Mongolia's Kazakh-origin eagle huntresses no longer caught in patriarchy's talons
Mongolia has a long history of Kazakh-origin women hunting eagles
A group of girls and women in Mongolia, mainly of Kazakh origin are challenging current patriarchal norms and gender roles by keeping their old tradition of eagle hunting alive.
"Eagle hunting always included women," said Adrienne Mayor, a Stanford University historian describing the history of the activity as covered in a 2016 research paper titled The Eagle Huntress - Ancient Traditions and New Generations.
Additionally, archaeology reveals that eagle huntresses were more prevalent in earlier periods.
Only the Kazakhs of western Mongolia's Altai mountain area hunt with golden eagles, and there are currently 400 active falconers among them.
When teenage eagle huntress Aisholpan Nurgaiv was the subject of a widely shared photograph made by Israeli photographer Asher Svidensky in 2013, Kazakh women in Mongolia attracted attention from all around the world.
In 2014, he visited the nation once more along with British filmmaker Otto Bell, who had produced a documentary about the adolescent.
The storyline focused on her being an outlier in Kazakh culture in what Bell described as an “isolated” community with “a certain kind of ignorance about what woman can do”.
These remarks were made during a press interview on CBS's Mountain Morning Show in January 2016, where he also said she was the “first woman to eagle hunt in the 2,000-year-old male-dominated history”.
But Kazakhs and historians say this is not true, as many women have hunted throughout Mongolia's history.
The eagles are not bred in captivity; rather, they are captured as young birds from nests.
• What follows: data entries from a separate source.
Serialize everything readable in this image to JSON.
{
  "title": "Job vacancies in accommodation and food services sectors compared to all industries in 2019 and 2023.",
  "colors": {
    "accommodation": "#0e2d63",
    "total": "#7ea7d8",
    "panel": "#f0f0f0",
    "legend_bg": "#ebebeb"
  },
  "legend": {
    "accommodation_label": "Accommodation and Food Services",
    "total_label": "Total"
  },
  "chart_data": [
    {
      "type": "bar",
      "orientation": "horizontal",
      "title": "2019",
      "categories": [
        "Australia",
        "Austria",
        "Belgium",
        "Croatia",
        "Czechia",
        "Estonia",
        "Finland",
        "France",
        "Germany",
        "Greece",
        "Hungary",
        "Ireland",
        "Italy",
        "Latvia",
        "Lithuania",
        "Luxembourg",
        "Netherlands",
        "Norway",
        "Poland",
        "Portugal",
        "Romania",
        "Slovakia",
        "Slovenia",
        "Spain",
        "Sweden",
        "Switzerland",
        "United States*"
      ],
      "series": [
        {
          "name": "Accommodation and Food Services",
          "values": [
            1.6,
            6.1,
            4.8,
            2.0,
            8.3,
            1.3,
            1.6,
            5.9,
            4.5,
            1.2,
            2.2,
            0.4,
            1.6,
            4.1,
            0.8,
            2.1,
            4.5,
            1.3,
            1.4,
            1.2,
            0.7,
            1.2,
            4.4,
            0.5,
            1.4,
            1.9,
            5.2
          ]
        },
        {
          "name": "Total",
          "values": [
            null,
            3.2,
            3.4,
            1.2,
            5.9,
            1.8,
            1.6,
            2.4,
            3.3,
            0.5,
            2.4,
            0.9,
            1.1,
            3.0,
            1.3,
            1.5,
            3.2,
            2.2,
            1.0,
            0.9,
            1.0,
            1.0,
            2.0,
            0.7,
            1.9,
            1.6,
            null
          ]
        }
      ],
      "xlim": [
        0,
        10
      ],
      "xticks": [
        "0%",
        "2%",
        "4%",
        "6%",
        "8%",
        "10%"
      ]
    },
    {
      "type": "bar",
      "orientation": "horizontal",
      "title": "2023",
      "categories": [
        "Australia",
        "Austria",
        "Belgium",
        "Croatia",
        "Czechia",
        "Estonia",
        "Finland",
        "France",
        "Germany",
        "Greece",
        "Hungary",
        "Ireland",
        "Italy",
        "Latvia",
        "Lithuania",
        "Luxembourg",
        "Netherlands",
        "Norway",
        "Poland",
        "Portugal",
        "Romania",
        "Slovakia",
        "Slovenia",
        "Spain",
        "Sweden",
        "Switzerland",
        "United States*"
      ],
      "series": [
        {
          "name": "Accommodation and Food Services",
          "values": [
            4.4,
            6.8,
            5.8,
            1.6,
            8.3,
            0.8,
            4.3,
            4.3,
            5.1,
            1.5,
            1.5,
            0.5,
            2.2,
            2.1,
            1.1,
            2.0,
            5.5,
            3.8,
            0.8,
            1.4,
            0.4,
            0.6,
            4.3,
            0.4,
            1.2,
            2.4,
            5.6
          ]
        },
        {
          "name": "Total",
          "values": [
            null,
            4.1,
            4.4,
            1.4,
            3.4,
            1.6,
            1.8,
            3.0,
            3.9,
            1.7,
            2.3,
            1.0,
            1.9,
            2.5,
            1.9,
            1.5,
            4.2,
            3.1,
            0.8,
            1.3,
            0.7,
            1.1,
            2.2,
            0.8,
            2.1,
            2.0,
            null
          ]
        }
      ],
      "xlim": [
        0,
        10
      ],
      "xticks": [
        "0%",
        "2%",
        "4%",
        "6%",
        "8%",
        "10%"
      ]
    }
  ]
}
Female eaglets are preferred since they develop into larger adults. A huge adult female can weigh up to seven kilograms and have a wingspan of more than 230cm.
A hunter releases his grown eagle for the last time on a spring morning after years of service, leaving a butchered sheep on the mountain as a farewell gift. For the benefit of future generations, Svidensky explains that this is how the Kazakh eagle hunters ensure that the eagles return to nature and have their own powerful infants.